June 11, 2014 is Just One Day in New York City and across the country – a day when animal shelters across the nation pledge to not kill any animals in their care and showcase their efforts to reach out to the public and involve them in saving shelter animals – a trial run of No Kill, if you will, an exploration of what is possible. It is also, by extension, a day of cooperation between shelter systems and rescue groups; a day to lay down one’s rhetorical and metaphorical swords and focus on saving as many animals as possible – together.
Historically there has been participation in this yearly event in the New York City area from rescue groups; their role has been an effort to clean out the kill lists on Just One Day. This year, they’ll have help.

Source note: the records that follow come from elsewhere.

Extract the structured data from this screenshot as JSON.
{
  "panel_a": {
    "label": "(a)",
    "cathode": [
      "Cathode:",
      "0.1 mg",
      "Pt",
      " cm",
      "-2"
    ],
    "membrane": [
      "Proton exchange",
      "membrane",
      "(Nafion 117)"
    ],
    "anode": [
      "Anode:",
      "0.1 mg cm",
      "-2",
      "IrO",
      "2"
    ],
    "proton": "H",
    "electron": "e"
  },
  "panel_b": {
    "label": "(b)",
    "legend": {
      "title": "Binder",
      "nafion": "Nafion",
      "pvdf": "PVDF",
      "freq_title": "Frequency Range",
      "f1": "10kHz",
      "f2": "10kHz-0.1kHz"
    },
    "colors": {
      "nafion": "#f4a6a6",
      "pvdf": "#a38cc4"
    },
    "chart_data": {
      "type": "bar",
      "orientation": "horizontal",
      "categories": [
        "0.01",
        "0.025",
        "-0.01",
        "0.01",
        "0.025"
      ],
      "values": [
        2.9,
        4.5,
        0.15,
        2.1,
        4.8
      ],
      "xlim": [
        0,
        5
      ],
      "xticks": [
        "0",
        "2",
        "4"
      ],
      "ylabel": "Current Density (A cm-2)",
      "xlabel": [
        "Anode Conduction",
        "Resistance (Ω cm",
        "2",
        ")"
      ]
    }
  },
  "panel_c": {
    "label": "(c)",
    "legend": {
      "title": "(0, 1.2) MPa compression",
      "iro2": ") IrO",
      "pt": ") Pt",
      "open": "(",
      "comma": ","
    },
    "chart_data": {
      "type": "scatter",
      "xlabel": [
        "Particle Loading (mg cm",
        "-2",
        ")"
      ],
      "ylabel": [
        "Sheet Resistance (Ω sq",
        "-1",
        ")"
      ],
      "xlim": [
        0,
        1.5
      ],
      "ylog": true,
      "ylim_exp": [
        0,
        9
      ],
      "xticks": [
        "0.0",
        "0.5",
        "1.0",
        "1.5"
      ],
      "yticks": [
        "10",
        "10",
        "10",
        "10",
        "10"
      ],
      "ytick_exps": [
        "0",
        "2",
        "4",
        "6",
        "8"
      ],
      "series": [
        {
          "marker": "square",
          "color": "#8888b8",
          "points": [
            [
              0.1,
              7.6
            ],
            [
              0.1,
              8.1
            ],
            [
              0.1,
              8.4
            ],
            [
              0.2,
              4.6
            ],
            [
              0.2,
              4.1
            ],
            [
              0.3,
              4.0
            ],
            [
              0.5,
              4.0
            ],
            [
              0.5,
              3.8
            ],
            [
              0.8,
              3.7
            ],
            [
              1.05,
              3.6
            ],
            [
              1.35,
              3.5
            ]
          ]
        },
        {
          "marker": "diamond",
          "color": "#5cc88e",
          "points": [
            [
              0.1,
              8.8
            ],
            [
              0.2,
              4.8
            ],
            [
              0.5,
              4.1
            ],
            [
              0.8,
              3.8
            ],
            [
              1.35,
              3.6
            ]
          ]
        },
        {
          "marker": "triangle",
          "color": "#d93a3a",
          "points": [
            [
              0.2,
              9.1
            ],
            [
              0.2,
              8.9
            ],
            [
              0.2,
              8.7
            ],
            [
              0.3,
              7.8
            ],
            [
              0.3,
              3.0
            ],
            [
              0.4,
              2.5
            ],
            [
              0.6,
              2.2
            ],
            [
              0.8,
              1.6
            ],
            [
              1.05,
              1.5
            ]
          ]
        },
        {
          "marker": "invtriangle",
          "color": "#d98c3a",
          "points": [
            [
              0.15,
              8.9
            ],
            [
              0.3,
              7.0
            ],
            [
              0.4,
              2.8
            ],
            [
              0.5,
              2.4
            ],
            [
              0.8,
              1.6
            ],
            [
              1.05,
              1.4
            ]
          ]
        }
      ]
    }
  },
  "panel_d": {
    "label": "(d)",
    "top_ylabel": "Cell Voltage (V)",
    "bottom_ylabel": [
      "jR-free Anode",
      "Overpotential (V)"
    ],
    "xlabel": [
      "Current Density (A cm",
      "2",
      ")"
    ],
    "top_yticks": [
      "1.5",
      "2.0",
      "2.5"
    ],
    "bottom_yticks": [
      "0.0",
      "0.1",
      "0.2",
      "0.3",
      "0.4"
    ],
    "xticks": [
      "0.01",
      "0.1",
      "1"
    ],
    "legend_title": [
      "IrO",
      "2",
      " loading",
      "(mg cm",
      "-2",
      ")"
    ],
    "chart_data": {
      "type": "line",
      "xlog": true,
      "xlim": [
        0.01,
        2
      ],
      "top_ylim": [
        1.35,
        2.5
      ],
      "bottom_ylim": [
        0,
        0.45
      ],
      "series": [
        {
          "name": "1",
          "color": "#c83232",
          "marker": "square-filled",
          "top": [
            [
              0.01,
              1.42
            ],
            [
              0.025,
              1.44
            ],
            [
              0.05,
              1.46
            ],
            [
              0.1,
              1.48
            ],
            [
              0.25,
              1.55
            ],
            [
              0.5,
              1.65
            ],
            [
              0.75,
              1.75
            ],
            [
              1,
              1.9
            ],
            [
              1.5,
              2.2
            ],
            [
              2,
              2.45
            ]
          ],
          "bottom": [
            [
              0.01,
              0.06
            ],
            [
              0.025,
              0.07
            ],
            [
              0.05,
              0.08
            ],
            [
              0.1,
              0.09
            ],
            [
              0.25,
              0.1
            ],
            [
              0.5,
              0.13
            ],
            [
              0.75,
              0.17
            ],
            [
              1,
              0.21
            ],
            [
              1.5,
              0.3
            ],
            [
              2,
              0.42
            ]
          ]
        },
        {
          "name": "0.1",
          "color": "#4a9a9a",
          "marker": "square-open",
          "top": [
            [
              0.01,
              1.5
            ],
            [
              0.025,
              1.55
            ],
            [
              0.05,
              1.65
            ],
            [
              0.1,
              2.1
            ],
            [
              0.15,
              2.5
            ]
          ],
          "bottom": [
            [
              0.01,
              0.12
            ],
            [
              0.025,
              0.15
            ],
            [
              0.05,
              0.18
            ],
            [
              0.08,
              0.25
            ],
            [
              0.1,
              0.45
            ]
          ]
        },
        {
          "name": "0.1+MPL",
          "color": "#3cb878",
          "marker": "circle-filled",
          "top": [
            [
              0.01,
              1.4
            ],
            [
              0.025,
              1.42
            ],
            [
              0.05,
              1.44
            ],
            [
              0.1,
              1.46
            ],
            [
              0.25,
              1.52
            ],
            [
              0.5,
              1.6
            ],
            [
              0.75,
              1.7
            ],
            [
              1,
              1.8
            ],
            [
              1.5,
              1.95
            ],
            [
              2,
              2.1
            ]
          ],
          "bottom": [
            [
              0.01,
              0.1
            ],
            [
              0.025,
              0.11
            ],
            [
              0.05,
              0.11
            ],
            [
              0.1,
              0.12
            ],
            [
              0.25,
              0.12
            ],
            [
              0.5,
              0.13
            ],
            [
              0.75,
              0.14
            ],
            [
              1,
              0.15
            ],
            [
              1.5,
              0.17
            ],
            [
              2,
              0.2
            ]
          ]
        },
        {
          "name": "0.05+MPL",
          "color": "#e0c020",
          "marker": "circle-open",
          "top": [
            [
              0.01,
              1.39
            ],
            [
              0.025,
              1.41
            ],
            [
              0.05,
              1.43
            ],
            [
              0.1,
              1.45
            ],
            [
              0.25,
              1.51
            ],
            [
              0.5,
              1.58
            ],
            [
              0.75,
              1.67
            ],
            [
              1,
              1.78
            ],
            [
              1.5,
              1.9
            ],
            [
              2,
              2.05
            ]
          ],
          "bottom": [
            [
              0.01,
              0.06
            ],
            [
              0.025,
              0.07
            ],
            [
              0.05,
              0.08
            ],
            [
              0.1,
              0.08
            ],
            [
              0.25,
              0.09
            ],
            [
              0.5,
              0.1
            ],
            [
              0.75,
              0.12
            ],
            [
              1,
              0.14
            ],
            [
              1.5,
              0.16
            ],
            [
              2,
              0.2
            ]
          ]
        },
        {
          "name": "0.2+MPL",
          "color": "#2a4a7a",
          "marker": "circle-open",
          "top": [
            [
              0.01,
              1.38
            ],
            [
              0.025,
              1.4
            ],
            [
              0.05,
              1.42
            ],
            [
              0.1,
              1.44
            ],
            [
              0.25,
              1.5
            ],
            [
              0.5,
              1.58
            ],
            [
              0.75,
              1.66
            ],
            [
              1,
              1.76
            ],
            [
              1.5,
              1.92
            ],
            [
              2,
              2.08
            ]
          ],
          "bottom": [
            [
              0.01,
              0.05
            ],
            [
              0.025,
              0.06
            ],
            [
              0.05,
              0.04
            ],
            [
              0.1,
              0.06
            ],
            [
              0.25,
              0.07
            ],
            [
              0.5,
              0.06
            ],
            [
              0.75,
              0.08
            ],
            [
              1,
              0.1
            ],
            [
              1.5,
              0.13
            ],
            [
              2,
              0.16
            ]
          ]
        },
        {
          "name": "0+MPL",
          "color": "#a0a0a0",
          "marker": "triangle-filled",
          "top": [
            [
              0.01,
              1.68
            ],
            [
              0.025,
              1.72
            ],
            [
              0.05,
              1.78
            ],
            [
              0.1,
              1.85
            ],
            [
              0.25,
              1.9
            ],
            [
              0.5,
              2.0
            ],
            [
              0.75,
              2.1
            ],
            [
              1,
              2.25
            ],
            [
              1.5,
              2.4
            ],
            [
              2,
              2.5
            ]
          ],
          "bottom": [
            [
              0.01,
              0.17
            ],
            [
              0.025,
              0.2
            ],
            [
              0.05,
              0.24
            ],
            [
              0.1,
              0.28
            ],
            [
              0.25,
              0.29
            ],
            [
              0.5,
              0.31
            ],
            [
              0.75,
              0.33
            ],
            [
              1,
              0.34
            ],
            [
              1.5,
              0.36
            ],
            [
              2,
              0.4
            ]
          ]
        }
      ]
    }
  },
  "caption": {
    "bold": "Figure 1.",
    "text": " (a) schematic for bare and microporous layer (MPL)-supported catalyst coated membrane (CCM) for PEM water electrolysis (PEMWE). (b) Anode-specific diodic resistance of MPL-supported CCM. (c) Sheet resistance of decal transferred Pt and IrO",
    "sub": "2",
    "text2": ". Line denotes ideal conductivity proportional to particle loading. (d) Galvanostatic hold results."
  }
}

The newest participant in this national day of No Kill is Animal Care and Control of New York City. On Jun 10 there will be no “at risk” list. On Jun 11, there will be no euthanasias performed, there will be extended adoption hours, there will be greatly reduced adoption fees, there will be outreach in the form of an adoptions vehicle going to a major urban center, and there will be a focus on reaching out to the public and inviting them in – especially through a social media presence that has been growing steadily more engaging.
This is important; to my mind representing an acknowledgement by NYCACC of a direction, a goal: this is where we’re going.
I know it’s very difficult to see this in the middle of kitten season, but NYCACC is actually improving. The April numbers imply a live release rate for the month somewhere on the upper end of the 80th percentile – it’s hard to say exactly where they are as NYCACC still will not provide numbers in the standard Asilomar reporting format – and neither will Maddie’s Fund, who requires NYCACC to produce those numbers but hasn’t made them publicly available since 2011. Both organizations have a lot to say about transparency and I would hope that one or both will soon publish the shelter’s recent numbers soon to fulfill that commitment to transparency. In the fall, when the ASPCA’s recently announced kitten nursery opens, we will hopefully see further improvement statistics even during upcoming kitten season(s).
There will be detractors who say that the commitment to Just One Day doesn’t matter, that animals will simply be moved to another day – but they miss the point. By coupling a suspension of the kill list with a focused effort to get more animals into homes, with adoptions promotions, with extended hours, with more opportunities for animals to leave the shelter – well, I can guarantee you that it won’t be a typical Wednesday.
I am not, historically, what one might call a huge fan of NYCACC. But I do see improvements, I do have hope, and I do believe, strongly, that when there is an opportunity to save animals that opportunity should be exploited and supported.
So participate. Pull on the evening of Monday, Jun 9. Adopt. Spread the word. Let’s get as many animals in homes as we can – together – and someday, in New York City as everywhere else, Just One Day will be every day.